Can you envision a time when people might fully inhabit virtual environments? (I’m thinking along the lines of sci fi films like The Matrix, Source Code, Avatar).

I think we’ve been approaching that for a long time actually. The virtual worlds in science fiction are obviously more immersive, but when I was at school I knew individuals who spent all their social time on internet chatrooms, and then later moved on to MMORPGs such as World of Warcraft. These virtual worlds are far more appealing to many individuals than the world they bodily inhabit. Obviously though this isn’t quite what you meant – you are asking about fully immersive virtual environments, indistinguishable from the ‘real’ world. There is a series of deep philosophical questions which would need to be addressed before going down this road. Pragmatically though, current immersive virtual reality systems rely on the user ‘doing stuff’ with their physical body, which is obviously an acquired taste which would limit uptake. Things like the Matrix and Avatar go completely the opposite way, taking the body out of the equation altogether. Due to issues around muscle atrophy and bedsores this also seems unlikely, even floating in dystopian pods of goo under the control of our robot overlords. What I can envisage is the world of simulation and training moving more and more into VR contexts – there are many situations which can’t be adequately simulated with physical tools (spaceflight, nuclear meltdowns, psychosis).
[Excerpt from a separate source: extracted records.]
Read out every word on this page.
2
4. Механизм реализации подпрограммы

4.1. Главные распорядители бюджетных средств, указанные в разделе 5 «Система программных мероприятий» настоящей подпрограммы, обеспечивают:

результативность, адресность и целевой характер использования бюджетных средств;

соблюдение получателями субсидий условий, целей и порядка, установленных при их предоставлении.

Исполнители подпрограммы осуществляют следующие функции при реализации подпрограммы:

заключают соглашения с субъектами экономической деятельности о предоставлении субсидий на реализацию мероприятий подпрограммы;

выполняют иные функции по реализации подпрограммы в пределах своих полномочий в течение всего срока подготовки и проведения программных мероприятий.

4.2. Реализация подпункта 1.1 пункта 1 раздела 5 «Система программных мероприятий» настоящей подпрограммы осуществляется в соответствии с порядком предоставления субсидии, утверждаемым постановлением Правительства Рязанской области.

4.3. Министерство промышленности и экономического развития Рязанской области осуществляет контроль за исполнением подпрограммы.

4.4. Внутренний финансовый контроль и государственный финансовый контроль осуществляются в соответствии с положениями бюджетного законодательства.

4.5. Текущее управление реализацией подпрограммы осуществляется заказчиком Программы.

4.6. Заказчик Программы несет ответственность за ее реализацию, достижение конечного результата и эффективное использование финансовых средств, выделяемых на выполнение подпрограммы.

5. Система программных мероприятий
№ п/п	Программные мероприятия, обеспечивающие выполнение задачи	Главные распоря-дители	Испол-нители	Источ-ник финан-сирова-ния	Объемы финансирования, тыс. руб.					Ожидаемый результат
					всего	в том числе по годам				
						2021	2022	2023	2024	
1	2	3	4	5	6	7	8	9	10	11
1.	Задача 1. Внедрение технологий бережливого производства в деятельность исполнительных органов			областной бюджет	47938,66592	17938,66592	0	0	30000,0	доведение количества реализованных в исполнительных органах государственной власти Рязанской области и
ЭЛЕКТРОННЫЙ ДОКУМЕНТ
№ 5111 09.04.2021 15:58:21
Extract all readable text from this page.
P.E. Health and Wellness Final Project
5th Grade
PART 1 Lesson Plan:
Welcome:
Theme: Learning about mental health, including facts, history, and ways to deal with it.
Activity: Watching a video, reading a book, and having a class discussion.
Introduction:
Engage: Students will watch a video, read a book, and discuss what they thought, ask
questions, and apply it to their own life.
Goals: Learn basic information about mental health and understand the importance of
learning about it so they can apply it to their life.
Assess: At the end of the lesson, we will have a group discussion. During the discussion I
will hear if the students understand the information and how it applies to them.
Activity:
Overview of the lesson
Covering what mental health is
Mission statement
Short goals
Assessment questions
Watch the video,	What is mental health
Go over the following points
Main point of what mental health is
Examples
You write a lot about balancing the pressures of working as an academic. What are the key things that an academic do not just survive but to thrive and what should institutions be doing to support their staff (and their families)?

This is a difficult one to answer, as I don’t feel this is a balance I’ve yet fully achieved. I enjoy my work and am often able to see the busy periods as challenges to be overcome, rather than overwhelming mountains to climb. But I suspect that’s simply a product of the relatively smooth and privileged path I’ve had in my career to date. Academia is a unique rollercoaster of ups and downs, euphoric rewards and crushing lows. Staying happy requires the rewards to outweigh the lows, so I make an effort to celebrate the success of my trainees and colleagues (as well as my own successes) to try to balance things out.